My new clause is designed to give the Home Office and the regulatory authorities food for thought. I wish to make it clear that they deal with just one part of the private security industry. Other Departments have regulatory authority, and other standards--albeit voluntary--apply particularly to security equipment. I suggest to the regulatory authorities that there should be a committee or some form of grand summit--that may sound rather pompous--that involves the Home Office, regulatory authorities, local government associations and other Departments. The aim should not be to standardise procedures, because that is not possible. However, we should at least try to make the different sectors of the security industry--contract, in-house and those within and without the scope of regulation--aware of what the others are doing through a regular exchange of information.

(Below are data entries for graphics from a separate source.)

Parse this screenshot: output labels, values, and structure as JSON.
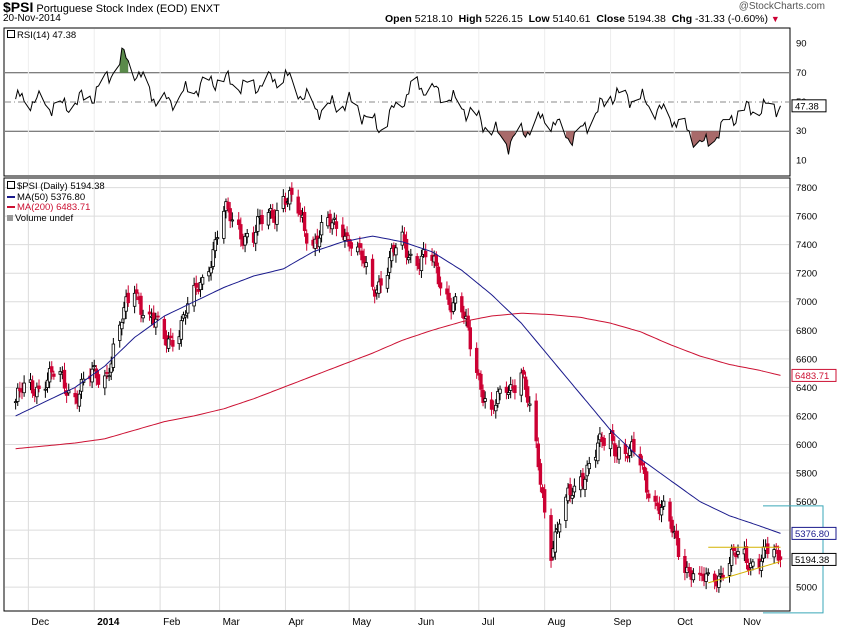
{
  "header": {
    "symbol": "$PSI",
    "name": "Portuguese Stock Index (EOD)",
    "exchange": "ENXT",
    "date": "20-Nov-2014",
    "watermark": "@StockCharts.com",
    "open_label": "Open",
    "open": "5218.10",
    "high_label": "High",
    "high": "5226.15",
    "low_label": "Low",
    "low": "5140.61",
    "close_label": "Close",
    "close": "5194.38",
    "chg_label": "Chg",
    "chg": "-31.33 (-0.60%)",
    "chg_arrow": "▼"
  },
  "rsi_panel": {
    "legend": "RSI(14) 47.38",
    "last_label": "47.38"
  },
  "price_panel": {
    "legend_main": "$PSI (Daily) 5194.38",
    "legend_ma50": "MA(50) 5376.80",
    "legend_ma200": "MA(200) 6483.71",
    "legend_volume": "Volume undef",
    "ma200_tag": "6483.71",
    "ma50_tag": "5376.80",
    "close_tag": "5194.38"
  },
  "colors": {
    "up": "#000000",
    "down": "#cc0033",
    "ma50": "#1a1a8c",
    "ma200": "#cc1133",
    "rsi_overbought_fill": "#5a8a4a",
    "rsi_oversold_fill": "#a86a6a",
    "triangle": "#d4b200",
    "cyan": "#3aa7b8",
    "grid": "#dcdcdc"
  },
  "chart_data": [
    {
      "type": "line",
      "title": "RSI(14)",
      "ylim": [
        0,
        100
      ],
      "yticks": [
        "10",
        "30",
        "50",
        "70",
        "90"
      ],
      "reference_lines": [
        70,
        50,
        30
      ],
      "x": [
        "2013-12-01",
        "2013-12-15",
        "2014-01-01",
        "2014-01-15",
        "2014-02-01",
        "2014-02-15",
        "2014-03-01",
        "2014-03-15",
        "2014-04-01",
        "2014-04-15",
        "2014-05-01",
        "2014-05-15",
        "2014-06-01",
        "2014-06-15",
        "2014-07-01",
        "2014-07-15",
        "2014-08-01",
        "2014-08-15",
        "2014-09-01",
        "2014-09-15",
        "2014-10-01",
        "2014-10-15",
        "2014-11-01",
        "2014-11-20"
      ],
      "series": [
        {
          "values": [
            52,
            46,
            55,
            82,
            48,
            58,
            66,
            60,
            68,
            45,
            50,
            32,
            62,
            55,
            38,
            22,
            40,
            24,
            55,
            52,
            38,
            20,
            44,
            47.38
          ]
        }
      ]
    },
    {
      "type": "line",
      "ylim": [
        4840,
        7860
      ],
      "yticks": [
        "5000",
        "5200",
        "5400",
        "5600",
        "5800",
        "6000",
        "6200",
        "6400",
        "6600",
        "6800",
        "7000",
        "7200",
        "7400",
        "7600",
        "7800"
      ],
      "xticks": [
        "Dec",
        "2014",
        "Feb",
        "Mar",
        "Apr",
        "May",
        "Jun",
        "Jul",
        "Aug",
        "Sep",
        "Oct",
        "Nov"
      ],
      "x": [
        "2013-11-25",
        "2013-12-09",
        "2013-12-23",
        "2014-01-06",
        "2014-01-20",
        "2014-02-03",
        "2014-02-17",
        "2014-03-03",
        "2014-03-17",
        "2014-03-31",
        "2014-04-14",
        "2014-04-28",
        "2014-05-12",
        "2014-05-26",
        "2014-06-09",
        "2014-06-23",
        "2014-07-07",
        "2014-07-21",
        "2014-08-04",
        "2014-08-18",
        "2014-09-01",
        "2014-09-15",
        "2014-09-29",
        "2014-10-13",
        "2014-10-27",
        "2014-11-10",
        "2014-11-20"
      ],
      "series": [
        {
          "name": "$PSI (Daily)",
          "values": [
            6300,
            6480,
            6380,
            6500,
            7100,
            6700,
            7000,
            7600,
            7450,
            7750,
            7450,
            7550,
            7100,
            7400,
            7250,
            6900,
            6200,
            6550,
            5300,
            5800,
            6050,
            5850,
            5400,
            5000,
            5180,
            5220,
            5194.38
          ]
        },
        {
          "name": "MA(50)",
          "values": [
            6200,
            6300,
            6400,
            6550,
            6750,
            6900,
            7000,
            7100,
            7180,
            7230,
            7350,
            7420,
            7460,
            7420,
            7350,
            7220,
            7050,
            6850,
            6600,
            6350,
            6100,
            5900,
            5750,
            5600,
            5500,
            5430,
            5376.8
          ]
        },
        {
          "name": "MA(200)",
          "values": [
            5970,
            5990,
            6010,
            6040,
            6100,
            6160,
            6200,
            6250,
            6320,
            6400,
            6480,
            6560,
            6640,
            6730,
            6800,
            6860,
            6900,
            6920,
            6910,
            6890,
            6850,
            6790,
            6700,
            6620,
            6560,
            6520,
            6483.71
          ]
        }
      ]
    }
  ]
}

If my hon. Friend the Minister shocks us all by accepting the new clause, I hope that the Home Office and other Departments will give serious consideration to the practices of a whole range of bodies, many of which I have not mentioned. Although harmonisation is not feasible, we should at least ensure that the guards employed directly by the Home Office or the Foreign Office are subject to similar standards. Consultation is important, and much of the industry will fall outside the regulations. Therefore, the influence of the public sector is important in ensuring that the different organisations meet each other with the aim of achieving a greater degree of commonality than has hitherto existed.

I do not know whether I have spoken for more than 10 minutes, and apologise if I have. None the less, I have pleasure in moving the new clause.